Over the years, various wrestlers have commented on Fenton.

“I kind of liked Old Rod Fenton’s cut at it. When Rod booked shows, he didn’t really look at what was a good one and what was a bad one. He judged his worth by his percentage. I guess that’s all life is — playing the percentages,” said Don Leo Jonathan in a 1998 Whatever Happened To… interview.

In 1997, Lou Thesz addressed the difficulties of the territory in an interview with Mike Rodgers’ Ring Around The Northwest newsletter.

“With Seattle being in the corner of the country they didn’t have access to a lot of the heavyweight talent a lot of the time. That was a long ways out there and that was prior to the sophisticated flying equipment we have today. It would take a week to get there,” explained Thesz. “They had some good competent wrestlers, they did have a few heavyweights there at the time, I was one of them and then later Rod Fenton took over and did a much better job of promoting than [Seattle’s] Bob Murray. Murray was a restaurant man and not much of a wrestling man, he was a boozer too. It ran very well, Rod Fenton did a great job, promoting not only there but Vancouver, BC and he was one of the most important promoters in the country at the time. He was drawing 10, 15, 20 thousand people. Bob Murray was a 2,000 or 3,000 person promoter. A different thing altogether. But Rod was a former wrestler and he knew what he was doing.”

Not everyone was a fan, however.

Fenton, the promoter, in 1958.

Ricky Hunter called Fenton “a little fat fellow” who “had some crazy ideas,” in 2004. “I did what Rod wanted, but I didn’t always agree with him. He was a bit of an oddball.”

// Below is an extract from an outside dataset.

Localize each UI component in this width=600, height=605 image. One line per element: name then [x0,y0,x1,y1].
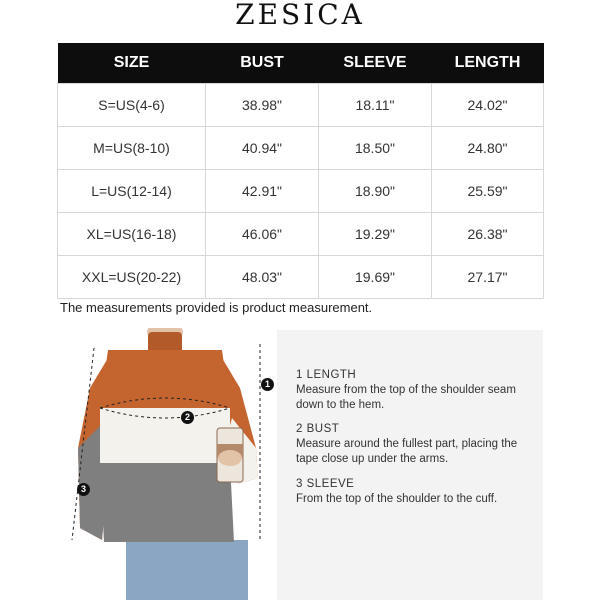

Pat Barrett talked about Fenton in his book, Everyone Down Here Hates Me. “Fenton loved to gamble at anything, cards, horses. You could always tell when he had a losing streak at the horses by your paycheck.”

Fenton would return to live in Tuscon in 1970, and stayed there until his death at age 63 on Sunday, October 3, 1976, at his home at 11 E. Orange Grove Road. The cause of death was not reported.

“He was something all right, from his casual fedora to his small, yet infectious, smile. Rod Fenton was a gentleman … and a gentle man,” wrote Asa Bushnell in an editorial in the Tuscon paper after Fenton’s passing.